Ybanez v. Scott, et al
Filing
67
MINUTE ORDER granting 56 Defendants' Motion to Stay Discovery. Discovery STAYED. By Magistrate Judge Michael J. Watanabe on 2/3/2015.(emill)
IN THE UNITED STATES DISTRICT COURT
FOR THE DISTRICT OF COLORADO
Civil Action No. 14-cv-01059-MSK-MJW
NATHAN YBANEZ,
Plaintiff,
v.
BERNADETTE SCOTT, in her individual and official capacities as Lieutenant of the SCF
Mail Room, and
UNKNOWN SCF MAIL ROOM EMPLOYEE “C. Mathis,” in her individual capacity,
Defendants.
MINUTE ORDER
Entered by Magistrate Judge Michael J. Watanabe
It is hereby ORDERED that Defendants’ Motion to Stay Discovery (Docket No.
56) is GRANTED for the following reasons.
The Supreme Court established that evaluating the defense of immunity is a
threshold issue, and “[u]ntil this threshold immunity question is resolved, discovery
should not be allowed.” Siegert v. Gilley, 500 U.S. 226, 233 (1991) (citing Harlow v.
Fitzgerald, 457 U.S. 800, 818 (1982)); Workman v. Jordan, 958 F.2d 332, 336 (10th Cir.
1992) (same). That said, the defense of immunity “is not a bar to all discovery.” Rome
v. Romero, 225 F.R.D. 640, 643 (D. Colo. 2004). There are certain circumstances
when discovery is permissible despite an assertion of immunity, including cases alleging
official-capacity claims, requests for injunctive (as opposed to monetary) relief, and
claims against entities, not individuals. See Rome, 225 F.R.D. at 643. Also, permitting
discovery up until the point that qualified immunity is raised may be appropriate,
particularly when the defense is not advanced until the filing of a motion for summary
judgment. Id. at 643-44.
Here, Defendants raised qualified immunity early in the proceedings and prior to
the onset of discovery. Considering the early filing of the motion to dismiss premised in
part on qualified immunity, the court finds that the circumstances evaluated in Rome are
inapplicable to the case at hand.
When considering a stay of discovery in a broader context, this court has
considered the following factors: (1) the plaintiff's interests in proceeding expeditiously
with the civil action and the potential prejudice to plaintiff of a delay; (2) the burden on
the defendants; (3) the convenience to the court; (4) the interests of persons not parties
to the civil litigation; and (5) the public interest. See String Cheese Incident v. Stylus
Show, Inc., 02-cv-01934-LTB-PA, 2006 WL 894955, at *2 (D. Colo. Mar. 30, 2006).

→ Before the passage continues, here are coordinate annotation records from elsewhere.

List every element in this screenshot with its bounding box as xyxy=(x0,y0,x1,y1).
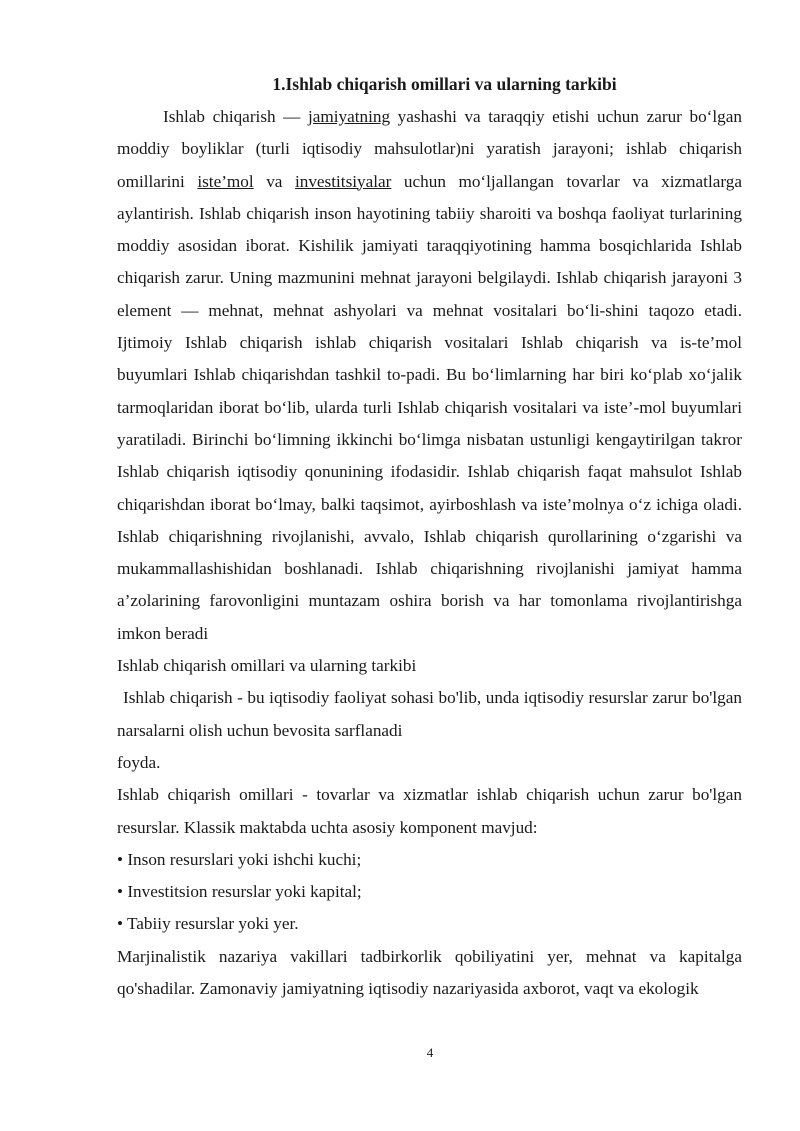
paragraph-1-part-3: va xyxy=(253,171,295,191)
paragraph-1-part-2: yashashi va taraqqiy etishi uchun zarur bo‘lgan moddiy boyliklar (turli iqtisodiy mahsulotlar)ni yaratish jarayoni; ishlab chiqarish omillarini xyxy=(117,107,742,191)
page-number: 4 xyxy=(426,1045,434,1060)
paragraph-2-tail: foyda. xyxy=(117,752,161,772)
paragraph-1 xyxy=(117,101,742,650)
section-heading: 1.Ishlab chiqarish omillari va ularning tarkibi xyxy=(272,74,617,94)
paragraph-1-part-1: Ishlab chiqarish — xyxy=(163,107,308,126)
paragraph-4: Marjinalistik nazariya vakillari tadbirkorlik qobiliyatini yer, mehnat va kapitalga qo'shadilar. Zamonaviy jamiyatning iqtisodiy nazariyasida axborot, vaqt va ekologik xyxy=(117,946,742,999)
document-page xyxy=(117,68,742,1005)
bullet-item: • Inson resurslari yoki ishchi kuchi; xyxy=(117,849,362,869)
link-investitsiyalar[interactable]: investitsiyalar xyxy=(294,171,392,191)
paragraph-1-part-4: uchun mo‘ljallangan tovarlar va xizmatlarga aylantirish. Ishlab chiqarish inson hayotining tabiiy sharoiti va boshqa faoliyat turlarining moddiy asosidan iborat. Kishilik jamiyati taraqqiyotining hamma bosqichlarida Ishlab chiqarish zarur. Uning mazmunini mehnat jarayoni belgilaydi. Ishlab chiqarish jarayoni 3 element — mehnat, mehnat ashyolari va mehnat vositalari bo‘li-shini taqozo etadi. Ijtimoiy Ishlab chiqarish ishlab chiqarish vositalari Ishlab chiqarish va is-te’mol buyumlari Ishlab chiqarishdan tashkil to-padi. Bu bo‘limlarning har biri ko‘plab xo‘jalik tarmoqlaridan iborat bo‘lib, ularda turli Ishlab chiqarish vositalari va iste’-mol buyumlari yaratiladi. Birinchi bo‘limning ikkinchi bo‘limga nisbatan ustunligi kengaytirilgan takror Ishlab chiqarish iqtisodiy qonunining ifodasidir. Ishlab chiqarish faqat mahsulot Ishlab chiqarishdan iborat bo‘lmay, balki taqsimot, ayirboshlash va iste’molnya o‘z ichiga oladi. Ishlab chiqarishning rivojlanishi, avvalo, Ishlab chiqarish qurollarining o‘zgarishi va mukammallashishidan boshlanadi. Ishlab chiqarishning rivojlanishi jamiyat hamma a’zolarining farovonligini muntazam oshira borish va har tomonlama rivojlantirishga imkon beradi xyxy=(117,171,742,643)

A balance of the above factors favors a stay in this matter. Most significantly, the
court finds that delay would cause little to no prejudice to plaintiff’s interests. Given the
nature of plaintiff’s claims, there is no substantial risk that relevant records will be lost or
that relevant witness memories will diminish. Further, although plaintiff seeks injunctive
relief, that relief is not aimed at any ongoing harm to plaintiff––rather, plaintiff seeks to
change or clarify a policy that he believes may cause constitutional violations from time
to time, due to its current lack of clarity. Plaintiff will be able to develop and present this
claim without hindrance after the motion to dismiss is resolved, should the case proceed
forward.
By contrast, the burden on defendants is not justified where a motion to dismiss
is pending and the magistrate judge has recommended that it be granted. See Harris v.
United States, No. 09-cv-02658-PAB-KLM, 2010 WL 1687915, at *1 (D. Colo. Apr. 27,
2010) (“[n]either [the court’s] nor the parties’ time is well-served by being involved in the
‘struggle over the substance of the suit’ when, as here, a dispositive motion is
pending.”) (citations omitted). “A stay of discovery pending the determination of a
dispositive motion ‘is an eminently logical means to prevent wasting the time and effort
of all concerned, and to make the most efficient use of judicial resources.’” Chavous v.
Dist. of Columbia Fin. Responsibility & Mgmt. Assistance Auth., 201 F.R.D. 1, 2 (D.D.C.
2001) (citation omitted).
Finally, the court finds that the convenience of the court, the interests of nonparties, and the public interest do not greatly favor one side or the other.